The film is a series of set pieces, showing a survivalist family trying to outwit fate with jerry-rigged gizmos. Just imagine what a Mr Fixit Dad would do to your home and property if he were trying to defeat blind monsters that hear well. I wish more use had been made of duct tape, every do-it-yourselfer’s best friend.

Quite a few of the set-pieces are rather sadistic. The filmmakers do whatever it takes to place each character in unique peril, pain, and agony. One scene was highly reminiscent of a frequently repeated motif, involving sound and those humans most likely to make noise, from Holocaust movies. I was alienated by this sadism. It began to feel manipulative and, at one point at least, completely unbelievable.

Isle of Dogs 2018: Cute but Cold and Insubstantial, Unnecessarily Convoluted and Violent




“Isle of Dogs” is cute, as its trailer promises, but it is cold and insubstantial. There’s a scene on the eponymous Isle of Dogs where the main characters stumble upon the canine skeleton of a beloved household pet who starved to death in a locked cage. I love dogs and just the thought of that scene should reduce me to tears. I felt nothing, and that was my reaction to the entire movie. I didn’t laugh or cry. I just didn’t care. Cute dog puppets? Check. Anything else? Not much.

I did love the taiko drum soundtrack, and hope to buy it. But taiko drumming has nothing to do with dogs. I also really liked the voice talent, including Bryan Cranston, who is just terrific and memorable as the voice of a tough stray dog, Jeff Goldblum, F. Murray Abraham, and Edward Norton.

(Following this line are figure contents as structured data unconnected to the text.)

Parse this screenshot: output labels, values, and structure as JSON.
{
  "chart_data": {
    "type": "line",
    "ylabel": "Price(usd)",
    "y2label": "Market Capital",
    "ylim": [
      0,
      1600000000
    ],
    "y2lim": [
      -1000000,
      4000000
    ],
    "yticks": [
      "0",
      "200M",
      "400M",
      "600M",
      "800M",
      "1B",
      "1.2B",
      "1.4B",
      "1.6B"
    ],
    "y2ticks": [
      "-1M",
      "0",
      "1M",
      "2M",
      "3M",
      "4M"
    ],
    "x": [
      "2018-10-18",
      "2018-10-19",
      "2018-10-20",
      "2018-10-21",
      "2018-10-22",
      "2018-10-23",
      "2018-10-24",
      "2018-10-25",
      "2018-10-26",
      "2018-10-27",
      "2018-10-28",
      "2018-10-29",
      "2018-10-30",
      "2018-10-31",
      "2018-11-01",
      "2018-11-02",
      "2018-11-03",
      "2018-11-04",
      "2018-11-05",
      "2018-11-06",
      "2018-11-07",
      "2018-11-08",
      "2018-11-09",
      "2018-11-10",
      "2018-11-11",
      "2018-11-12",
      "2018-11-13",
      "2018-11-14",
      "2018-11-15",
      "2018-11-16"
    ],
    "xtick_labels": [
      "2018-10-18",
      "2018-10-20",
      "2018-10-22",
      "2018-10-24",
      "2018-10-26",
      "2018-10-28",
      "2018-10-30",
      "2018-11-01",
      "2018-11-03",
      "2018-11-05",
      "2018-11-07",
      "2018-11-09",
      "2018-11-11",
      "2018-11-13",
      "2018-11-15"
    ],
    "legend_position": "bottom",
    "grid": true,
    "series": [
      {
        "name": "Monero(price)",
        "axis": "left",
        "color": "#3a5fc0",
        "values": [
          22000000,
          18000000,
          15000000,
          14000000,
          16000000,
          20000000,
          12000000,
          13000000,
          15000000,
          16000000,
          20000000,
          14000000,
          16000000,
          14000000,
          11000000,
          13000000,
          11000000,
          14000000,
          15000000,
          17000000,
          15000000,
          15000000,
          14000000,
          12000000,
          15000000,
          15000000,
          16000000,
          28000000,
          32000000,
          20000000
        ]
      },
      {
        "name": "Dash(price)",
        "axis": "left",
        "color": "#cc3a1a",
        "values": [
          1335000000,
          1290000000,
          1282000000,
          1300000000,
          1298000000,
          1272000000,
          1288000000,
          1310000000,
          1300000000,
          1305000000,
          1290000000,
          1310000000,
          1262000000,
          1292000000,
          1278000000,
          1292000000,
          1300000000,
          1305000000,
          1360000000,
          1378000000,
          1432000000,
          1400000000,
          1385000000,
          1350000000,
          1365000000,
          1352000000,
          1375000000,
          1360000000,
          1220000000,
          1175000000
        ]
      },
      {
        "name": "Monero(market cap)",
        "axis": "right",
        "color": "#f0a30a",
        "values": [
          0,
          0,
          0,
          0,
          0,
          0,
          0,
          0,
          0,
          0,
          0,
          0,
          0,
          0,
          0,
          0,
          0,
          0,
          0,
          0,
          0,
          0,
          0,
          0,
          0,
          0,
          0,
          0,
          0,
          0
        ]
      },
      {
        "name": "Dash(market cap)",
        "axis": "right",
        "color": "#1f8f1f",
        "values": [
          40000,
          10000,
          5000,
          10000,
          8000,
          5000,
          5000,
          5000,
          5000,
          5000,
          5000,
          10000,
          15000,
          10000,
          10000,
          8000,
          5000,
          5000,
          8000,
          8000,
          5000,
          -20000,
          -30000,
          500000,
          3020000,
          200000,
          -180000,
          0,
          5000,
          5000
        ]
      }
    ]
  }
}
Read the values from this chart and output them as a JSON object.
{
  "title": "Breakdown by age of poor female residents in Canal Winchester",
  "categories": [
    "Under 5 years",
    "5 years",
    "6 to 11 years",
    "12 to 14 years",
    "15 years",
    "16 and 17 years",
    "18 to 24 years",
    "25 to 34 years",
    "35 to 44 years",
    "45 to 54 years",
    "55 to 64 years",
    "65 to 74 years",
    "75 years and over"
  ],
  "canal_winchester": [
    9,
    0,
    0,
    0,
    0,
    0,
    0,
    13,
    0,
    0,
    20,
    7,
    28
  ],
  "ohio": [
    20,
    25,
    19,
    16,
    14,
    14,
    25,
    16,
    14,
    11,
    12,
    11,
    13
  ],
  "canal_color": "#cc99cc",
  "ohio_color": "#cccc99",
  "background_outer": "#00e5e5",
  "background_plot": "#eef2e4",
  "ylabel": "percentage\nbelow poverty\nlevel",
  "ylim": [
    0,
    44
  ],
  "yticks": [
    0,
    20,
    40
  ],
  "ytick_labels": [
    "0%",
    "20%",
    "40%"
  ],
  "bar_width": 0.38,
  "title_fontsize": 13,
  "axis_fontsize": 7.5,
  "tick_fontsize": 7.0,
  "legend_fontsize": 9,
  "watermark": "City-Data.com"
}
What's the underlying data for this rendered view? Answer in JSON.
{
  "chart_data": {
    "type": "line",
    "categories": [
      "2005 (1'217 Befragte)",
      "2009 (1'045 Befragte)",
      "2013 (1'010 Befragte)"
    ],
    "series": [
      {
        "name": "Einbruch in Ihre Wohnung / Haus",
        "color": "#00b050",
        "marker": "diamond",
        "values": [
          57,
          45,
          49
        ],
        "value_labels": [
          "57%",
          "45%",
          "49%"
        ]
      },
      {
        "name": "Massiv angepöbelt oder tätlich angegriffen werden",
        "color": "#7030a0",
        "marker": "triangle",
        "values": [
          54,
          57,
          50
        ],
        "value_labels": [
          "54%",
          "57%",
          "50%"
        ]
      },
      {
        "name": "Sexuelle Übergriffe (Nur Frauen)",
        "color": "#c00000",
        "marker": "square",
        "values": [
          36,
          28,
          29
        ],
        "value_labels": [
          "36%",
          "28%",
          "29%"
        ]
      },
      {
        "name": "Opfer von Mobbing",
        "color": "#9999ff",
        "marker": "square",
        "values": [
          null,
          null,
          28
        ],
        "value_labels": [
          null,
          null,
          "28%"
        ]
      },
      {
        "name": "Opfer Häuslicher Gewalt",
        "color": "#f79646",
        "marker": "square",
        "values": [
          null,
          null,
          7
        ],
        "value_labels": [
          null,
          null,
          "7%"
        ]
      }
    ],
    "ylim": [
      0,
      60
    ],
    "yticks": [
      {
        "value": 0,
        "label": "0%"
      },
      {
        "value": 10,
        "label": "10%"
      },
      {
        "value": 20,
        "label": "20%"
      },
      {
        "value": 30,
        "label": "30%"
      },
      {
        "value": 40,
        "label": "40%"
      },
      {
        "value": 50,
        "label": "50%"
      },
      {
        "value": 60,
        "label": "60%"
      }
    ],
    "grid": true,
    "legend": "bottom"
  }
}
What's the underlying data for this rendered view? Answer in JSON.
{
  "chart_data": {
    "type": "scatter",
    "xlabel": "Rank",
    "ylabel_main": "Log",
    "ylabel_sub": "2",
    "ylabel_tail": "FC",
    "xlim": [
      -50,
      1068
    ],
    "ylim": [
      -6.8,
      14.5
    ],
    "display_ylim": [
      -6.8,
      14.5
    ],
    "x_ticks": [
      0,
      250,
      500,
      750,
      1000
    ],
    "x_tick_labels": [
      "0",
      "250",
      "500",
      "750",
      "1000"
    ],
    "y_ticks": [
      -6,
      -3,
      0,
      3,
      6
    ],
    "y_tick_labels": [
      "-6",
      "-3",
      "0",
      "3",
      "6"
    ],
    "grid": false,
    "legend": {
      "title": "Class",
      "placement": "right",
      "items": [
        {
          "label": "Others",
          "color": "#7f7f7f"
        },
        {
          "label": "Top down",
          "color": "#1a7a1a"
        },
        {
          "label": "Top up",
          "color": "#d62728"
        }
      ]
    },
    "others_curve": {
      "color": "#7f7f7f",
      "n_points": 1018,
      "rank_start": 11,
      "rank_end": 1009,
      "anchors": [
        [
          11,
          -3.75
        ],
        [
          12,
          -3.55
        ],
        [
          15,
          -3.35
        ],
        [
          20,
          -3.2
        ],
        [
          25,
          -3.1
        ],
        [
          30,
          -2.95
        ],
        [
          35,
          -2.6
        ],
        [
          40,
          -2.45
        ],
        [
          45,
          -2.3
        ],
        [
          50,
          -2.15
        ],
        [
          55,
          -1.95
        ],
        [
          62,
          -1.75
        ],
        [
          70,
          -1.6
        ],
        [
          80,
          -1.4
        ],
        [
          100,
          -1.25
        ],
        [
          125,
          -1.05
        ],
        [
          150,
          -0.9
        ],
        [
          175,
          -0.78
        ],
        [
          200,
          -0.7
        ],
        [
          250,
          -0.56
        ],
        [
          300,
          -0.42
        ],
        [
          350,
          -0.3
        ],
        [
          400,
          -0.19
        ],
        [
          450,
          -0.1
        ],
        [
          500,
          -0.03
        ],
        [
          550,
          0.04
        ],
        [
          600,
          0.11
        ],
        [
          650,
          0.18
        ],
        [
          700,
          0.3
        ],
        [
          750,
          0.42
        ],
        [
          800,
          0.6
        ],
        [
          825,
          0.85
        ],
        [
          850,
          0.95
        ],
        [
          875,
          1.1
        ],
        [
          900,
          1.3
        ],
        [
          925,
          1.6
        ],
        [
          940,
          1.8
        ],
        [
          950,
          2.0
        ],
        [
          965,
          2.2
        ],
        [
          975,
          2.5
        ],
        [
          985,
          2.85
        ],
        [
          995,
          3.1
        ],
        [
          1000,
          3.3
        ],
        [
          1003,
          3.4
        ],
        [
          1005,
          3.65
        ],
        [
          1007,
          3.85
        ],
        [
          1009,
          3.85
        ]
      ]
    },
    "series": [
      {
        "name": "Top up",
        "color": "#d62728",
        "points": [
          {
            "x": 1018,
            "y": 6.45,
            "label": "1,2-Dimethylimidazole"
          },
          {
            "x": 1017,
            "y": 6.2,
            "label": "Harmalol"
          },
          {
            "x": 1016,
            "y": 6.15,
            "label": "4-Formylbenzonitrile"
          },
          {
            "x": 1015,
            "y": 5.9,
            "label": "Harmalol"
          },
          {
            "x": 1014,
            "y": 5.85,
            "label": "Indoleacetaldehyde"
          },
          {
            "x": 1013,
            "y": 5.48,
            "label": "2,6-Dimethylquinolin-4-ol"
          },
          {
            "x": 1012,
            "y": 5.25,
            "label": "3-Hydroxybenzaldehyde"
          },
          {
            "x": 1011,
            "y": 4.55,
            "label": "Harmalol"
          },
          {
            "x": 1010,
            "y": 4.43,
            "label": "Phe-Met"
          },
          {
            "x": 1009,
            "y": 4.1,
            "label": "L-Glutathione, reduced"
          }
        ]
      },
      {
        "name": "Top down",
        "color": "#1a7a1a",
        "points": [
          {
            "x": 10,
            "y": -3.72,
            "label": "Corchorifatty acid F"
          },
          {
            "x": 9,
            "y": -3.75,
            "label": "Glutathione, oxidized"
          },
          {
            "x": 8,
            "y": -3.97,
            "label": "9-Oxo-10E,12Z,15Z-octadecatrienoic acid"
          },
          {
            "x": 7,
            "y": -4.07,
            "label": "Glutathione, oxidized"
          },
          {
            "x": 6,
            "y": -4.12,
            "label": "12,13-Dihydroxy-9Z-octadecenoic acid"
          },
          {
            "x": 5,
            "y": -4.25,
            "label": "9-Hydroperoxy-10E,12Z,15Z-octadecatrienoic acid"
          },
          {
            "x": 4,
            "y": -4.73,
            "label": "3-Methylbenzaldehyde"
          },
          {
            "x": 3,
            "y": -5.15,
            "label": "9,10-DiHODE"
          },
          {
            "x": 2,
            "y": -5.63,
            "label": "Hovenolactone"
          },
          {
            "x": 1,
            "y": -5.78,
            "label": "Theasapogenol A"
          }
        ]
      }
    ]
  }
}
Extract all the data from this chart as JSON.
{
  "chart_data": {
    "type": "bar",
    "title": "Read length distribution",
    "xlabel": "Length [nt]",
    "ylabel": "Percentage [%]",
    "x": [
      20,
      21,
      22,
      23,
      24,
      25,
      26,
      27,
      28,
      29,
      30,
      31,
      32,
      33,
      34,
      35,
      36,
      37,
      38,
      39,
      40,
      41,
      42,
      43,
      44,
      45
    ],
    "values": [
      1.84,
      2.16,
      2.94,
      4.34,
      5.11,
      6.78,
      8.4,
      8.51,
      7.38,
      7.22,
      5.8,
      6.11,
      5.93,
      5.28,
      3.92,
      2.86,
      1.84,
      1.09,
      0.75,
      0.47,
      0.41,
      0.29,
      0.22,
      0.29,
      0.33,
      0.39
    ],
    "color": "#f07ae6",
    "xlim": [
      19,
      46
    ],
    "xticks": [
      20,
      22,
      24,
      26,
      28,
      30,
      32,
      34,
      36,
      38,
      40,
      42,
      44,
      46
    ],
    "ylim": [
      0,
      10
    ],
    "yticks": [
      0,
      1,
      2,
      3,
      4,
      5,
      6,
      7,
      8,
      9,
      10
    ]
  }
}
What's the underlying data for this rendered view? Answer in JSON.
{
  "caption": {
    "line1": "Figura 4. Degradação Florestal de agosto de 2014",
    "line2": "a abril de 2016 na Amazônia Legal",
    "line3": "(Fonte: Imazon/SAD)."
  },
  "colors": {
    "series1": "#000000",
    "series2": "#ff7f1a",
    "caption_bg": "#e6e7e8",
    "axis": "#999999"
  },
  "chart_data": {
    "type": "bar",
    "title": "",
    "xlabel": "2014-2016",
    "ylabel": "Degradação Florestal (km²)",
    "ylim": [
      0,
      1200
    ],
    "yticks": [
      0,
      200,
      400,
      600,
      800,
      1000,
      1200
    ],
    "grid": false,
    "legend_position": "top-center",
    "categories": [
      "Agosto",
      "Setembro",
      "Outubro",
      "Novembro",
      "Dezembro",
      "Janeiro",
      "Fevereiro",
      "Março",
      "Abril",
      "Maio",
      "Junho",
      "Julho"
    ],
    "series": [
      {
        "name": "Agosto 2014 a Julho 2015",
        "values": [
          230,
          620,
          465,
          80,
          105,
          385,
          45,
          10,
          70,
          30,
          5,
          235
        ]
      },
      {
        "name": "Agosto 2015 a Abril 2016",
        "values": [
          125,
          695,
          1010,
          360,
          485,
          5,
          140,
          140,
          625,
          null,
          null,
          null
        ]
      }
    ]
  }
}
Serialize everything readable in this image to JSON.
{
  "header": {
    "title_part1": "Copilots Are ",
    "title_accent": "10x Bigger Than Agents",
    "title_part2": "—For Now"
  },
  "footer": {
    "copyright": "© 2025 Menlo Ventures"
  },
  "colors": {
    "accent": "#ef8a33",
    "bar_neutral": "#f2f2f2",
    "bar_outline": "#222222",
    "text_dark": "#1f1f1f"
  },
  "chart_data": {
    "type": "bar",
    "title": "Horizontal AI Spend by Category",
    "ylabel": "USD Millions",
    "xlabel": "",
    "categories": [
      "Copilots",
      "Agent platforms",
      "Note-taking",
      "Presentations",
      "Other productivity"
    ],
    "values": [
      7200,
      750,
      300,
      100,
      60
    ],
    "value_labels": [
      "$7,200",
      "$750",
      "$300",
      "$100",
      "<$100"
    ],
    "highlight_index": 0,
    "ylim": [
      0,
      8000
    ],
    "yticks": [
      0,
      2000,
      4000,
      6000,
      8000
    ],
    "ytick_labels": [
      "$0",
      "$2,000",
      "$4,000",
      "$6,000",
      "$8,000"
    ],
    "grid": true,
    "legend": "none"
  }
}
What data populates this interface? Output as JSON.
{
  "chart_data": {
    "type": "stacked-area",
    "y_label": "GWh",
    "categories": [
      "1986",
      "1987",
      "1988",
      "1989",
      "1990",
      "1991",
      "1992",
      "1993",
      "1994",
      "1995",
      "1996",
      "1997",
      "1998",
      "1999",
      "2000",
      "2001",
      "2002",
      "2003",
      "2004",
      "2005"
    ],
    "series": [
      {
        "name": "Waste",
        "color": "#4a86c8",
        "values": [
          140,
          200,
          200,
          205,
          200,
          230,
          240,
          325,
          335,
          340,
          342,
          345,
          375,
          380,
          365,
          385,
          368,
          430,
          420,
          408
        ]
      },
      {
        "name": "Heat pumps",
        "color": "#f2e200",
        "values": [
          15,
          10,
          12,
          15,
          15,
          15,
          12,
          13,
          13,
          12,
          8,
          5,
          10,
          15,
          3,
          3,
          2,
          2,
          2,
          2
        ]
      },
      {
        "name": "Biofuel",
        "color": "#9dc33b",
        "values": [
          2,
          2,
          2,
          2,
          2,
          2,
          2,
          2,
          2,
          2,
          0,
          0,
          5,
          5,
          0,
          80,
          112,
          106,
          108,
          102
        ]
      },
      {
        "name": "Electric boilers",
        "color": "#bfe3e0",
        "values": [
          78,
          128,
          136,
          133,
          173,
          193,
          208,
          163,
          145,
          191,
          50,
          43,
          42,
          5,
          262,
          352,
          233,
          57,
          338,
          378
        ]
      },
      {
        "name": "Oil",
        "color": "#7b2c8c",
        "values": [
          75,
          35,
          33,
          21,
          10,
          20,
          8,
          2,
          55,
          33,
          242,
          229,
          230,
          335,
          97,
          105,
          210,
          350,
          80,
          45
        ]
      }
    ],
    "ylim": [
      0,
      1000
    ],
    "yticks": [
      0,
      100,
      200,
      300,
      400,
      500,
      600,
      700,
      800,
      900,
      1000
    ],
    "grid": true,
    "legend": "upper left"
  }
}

The plot is unnecessarily convoluted and violent, and told rather than shown. There is endless voiceover narration. “And then this happened and then this happened and then this happened.” Everything is so exaggerated and divorced from any real dogginess that I could not relate.

Paul, Apostle of Christ 2018: So Bad It Insults Its Christian Audience



“Paul, Apostle of Christ” is one of the worst movies I have ever seen in a theater. I’m a Christian, I love movies, and I adore Jim Caviezel. It’s a sin to tell a lie, so I must tell you that this film is so bad I have to wonder if someone decided that Christian movie fans are so desperate that we will support badly-made films. Movies offer many features: soundtrack, script, costumes, setting, star-power. If you are in a not-great movie, often you can focus on one aspect if another aspect is lacking. Nothing in “Paul, Apostle of Christ” works.

The script is barely there. Paul languishes in a Roman dungeon. Romans torture Christians. Christians wonder how they should respond. Paul and Luke chat about the old days. And that’s about it. At one point, a lovable Christian is sent on a mission, and given all the attention being paid to him, you *know* he’s not coming back. The foreshadowing is painfully obvious.

Paul’s captor, Olivier Martinez, has a French accent so thick you could spread it on brioche. Every time he opens his mouth you have to struggle to understand what he is saying, and to stifle a giggle. No one else in this film has a French accent.

The film was shot in Malta, among ancient ruins that look like ancient ruins. The marble is overrun with ivy and foliage growing out of cracks. People in Ancient Rome did not live in “ancient” Rome, they lived in a Rome that was modern at the time. The ruined look of the place takes the viewer out of the picture.

Rembrandt, Bach, and Cecil B. DeMille gave us rousing and inspirational art that treated Biblical themes. We need to embrace that full-blooded tradition and jettison false piety, which makes for bad art.